Na igreja reza-se, prega-se, medita-se, conversa a alma com seu criador; as
paixões devem ficar à porta, com todo o seu cortejo de causas e fins, e os
interesses também, por mais legítimos que sejam”.
Se Machado nunca se aventurou na caça a
votos, Joaquim Nabuco, outro denunciante das mazelas eleitorais do Império, o
fez com sofreguidão. Sua militância abolicionista causou-lhe agruras nas urnas.
Na segunda vez em que tentou se eleger deputado, o “Diário de Pernambuco”, na
seção “Publicações a pedido”, registrou: “Não poderia ser reconhecido como
deputado um anarquista do quilate do sr. Nabuco, depois de uma campanha
eleitoral como esta em que, depois de expender as mais perniciosas doutrinas,
tais como o aniquilamento da propriedade escrava e territorial e o conselho aos
comerciantes para passarem esponjas nos débitos dos agricultores e abrirem
contas, foi repelido das urnas pela mais patente derrota que dar se pode”.
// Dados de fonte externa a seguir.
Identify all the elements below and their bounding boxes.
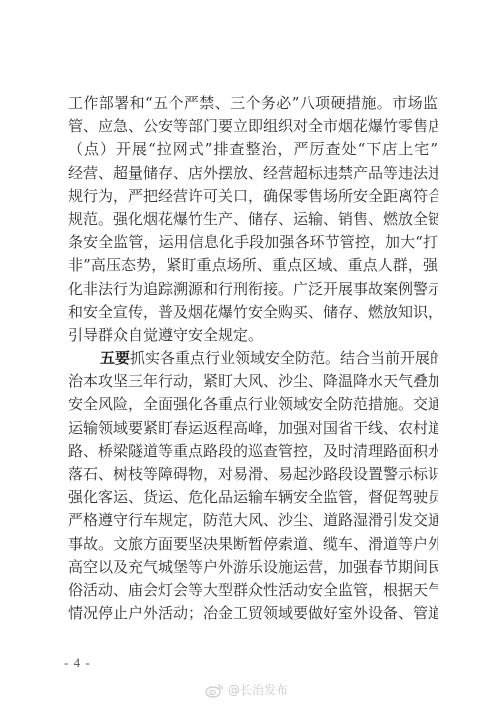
section-first-line-text: 抓实各重点行业领域安全防范。结合当前开展的	[130, 349, 438, 367]
text-line: 情况停止户外活动；冶金工贸领域要做好室外设备、管道	[68, 602, 438, 625]
text-line: 严格遵守行车规定，防范大风、沙尘、道路湿滑引发交通	[68, 509, 438, 532]
weibo-icon	[205, 682, 225, 698]
text-line: 工作部署和“五个严禁、三个务必”八项硬措施。市场监	[68, 92, 438, 115]
section-heading: 五要	[100, 349, 130, 367]
text-line: 和安全宣传，普及烟花爆竹安全购买、储存、燃放知识，	[68, 301, 438, 324]
text-line: 经营、超量储存、店外摆放、经营超标违禁产品等违法违	[68, 162, 438, 185]
text-line: 规行为，严把经营许可关口，确保零售场所安全距离符合	[68, 185, 438, 208]
text-line: 强化客运、货运、危化品运输车辆安全监管，督促驾驶员	[68, 486, 438, 509]
body-text: 工作部署和“五个严禁、三个务必”八项硬措施。市场监 管、应急、公安等部门要立即组…	[68, 92, 438, 625]
text-line: 条安全监管，运用信息化手段加强各环节管控，加大“打	[68, 231, 438, 254]
text-line: 引导群众自觉遵守安全规定。	[68, 324, 438, 347]
section-five-first-line: 五要抓实各重点行业领域安全防范。结合当前开展的	[68, 347, 438, 370]
text-line: 管、应急、公安等部门要立即组织对全市烟花爆竹零售店	[68, 115, 438, 138]
text-line: 高空以及充气城堡等户外游乐设施运营，加强春节期间民	[68, 556, 438, 579]
text-line: 俗活动、庙会灯会等大型群众性活动安全监管，根据天气	[68, 579, 438, 602]
text-line: 化非法行为追踪溯源和行刑衔接。广泛开展事故案例警示	[68, 278, 438, 301]
document-page: 工作部署和“五个严禁、三个务必”八项硬措施。市场监 管、应急、公安等部门要立即组…	[0, 0, 500, 707]
text-line: 非”高压态势，紧盯重点场所、重点区域、重点人群，强	[68, 254, 438, 277]
text-line: 运输领域要紧盯春运返程高峰，加强对国省干线、农村道	[68, 417, 438, 440]
watermark: @长治发布	[205, 681, 288, 698]
text-line: 事故。文旅方面要坚决果断暂停索道、缆车、滑道等户外	[68, 533, 438, 556]
text-line: 落石、树枝等障碍物，对易滑、易起沙路段设置警示标识，	[68, 463, 438, 486]
text-line: （点）开展“拉网式”排查整治，严厉查处“下店上宅”	[68, 138, 438, 161]
text-line: 治本攻坚三年行动，紧盯大风、沙尘、降温降水天气叠加	[68, 370, 438, 393]
text-line: 路、桥梁隧道等重点路段的巡查管控，及时清理路面积水、	[68, 440, 438, 463]
text-line: 规范。强化烟花爆竹生产、储存、运输、销售、燃放全链	[68, 208, 438, 231]
watermark-text: @长治发布	[228, 681, 288, 698]
page-number: - 4 -	[64, 655, 91, 671]
text-line: 安全风险，全面强化各重点行业领域安全防范措施。交通	[68, 393, 438, 416]
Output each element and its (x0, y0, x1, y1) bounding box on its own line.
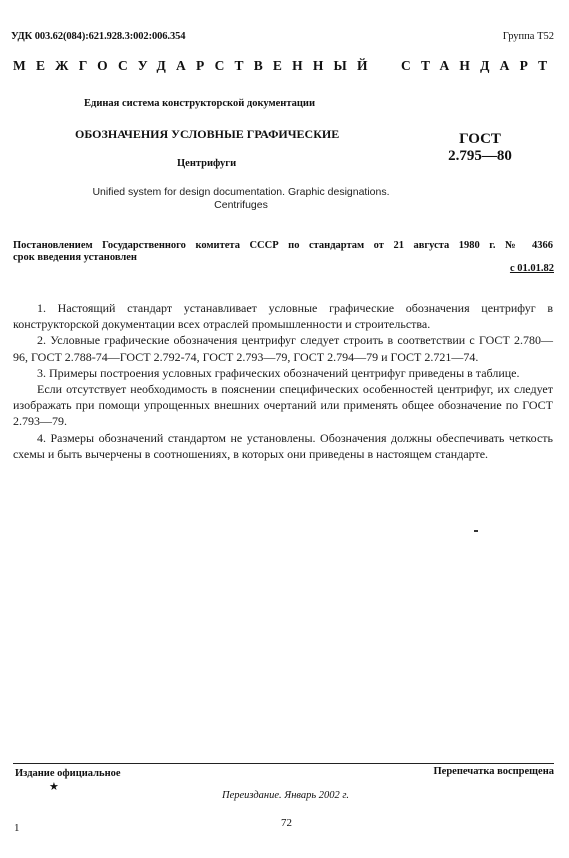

A contestação não ficou restrita às páginas
de jornais. Sua filha, Carolina Nabuco, resgataria os relatos dessa eleição: “À
porta da Matriz de S. José, onde se havia contado como certo o triunfo de
Nabuco, estava afixado o resultado da eleição, Portela, 94, Nabuco, 76 (...)
quando se ouvia chegar a onda popular, lançando vivas a Nabuco. Não havia
polícia. O primeiro movimento dos mesários foi trancar as portas contra aqueles
que vinham em número tão superior que nada se poderia fazer para garantir as
urnas (...), Os assaltantes, a princípio desprevenidos, subiram afinal armados
de facas, cacetes e até paralelepípedos. O fiscal, major Esteves, vulgo Bodé,
que com seu irmão e um sobrinho continuava a defender o recinto, foi
mortalmente ferido e o sobrinho, morto instantaneamente. Os livros e papeis
foram destruídos”.
A investida mais concreta contra esse
estado de coisas só viria mesmo com o código eleitoral de 1932, por iniciativa
de Getúlio Vargas. Sua ascensão ao poder, dois anos antes, se deu depois uma
carreira política calcada nas infrações eleitorais que sobreviveram à mudança
do Império para a República.
Com o código, formulado pelo deputado Assis
Brasil, também gaúcho, não apenas as mulheres ascenderiam à condição de
eleitoras, como as mesas eleitorais seriam entregues a magistrados capazes de
assegurar o voto secreto e inviolável. Vargas estendia para o voto o conjunto
de mudanças que, conjuntamente com a nova legislação trabalhista, alcançaria o
eleitorado urbano e daria sustentação política à sua longevidade no poder.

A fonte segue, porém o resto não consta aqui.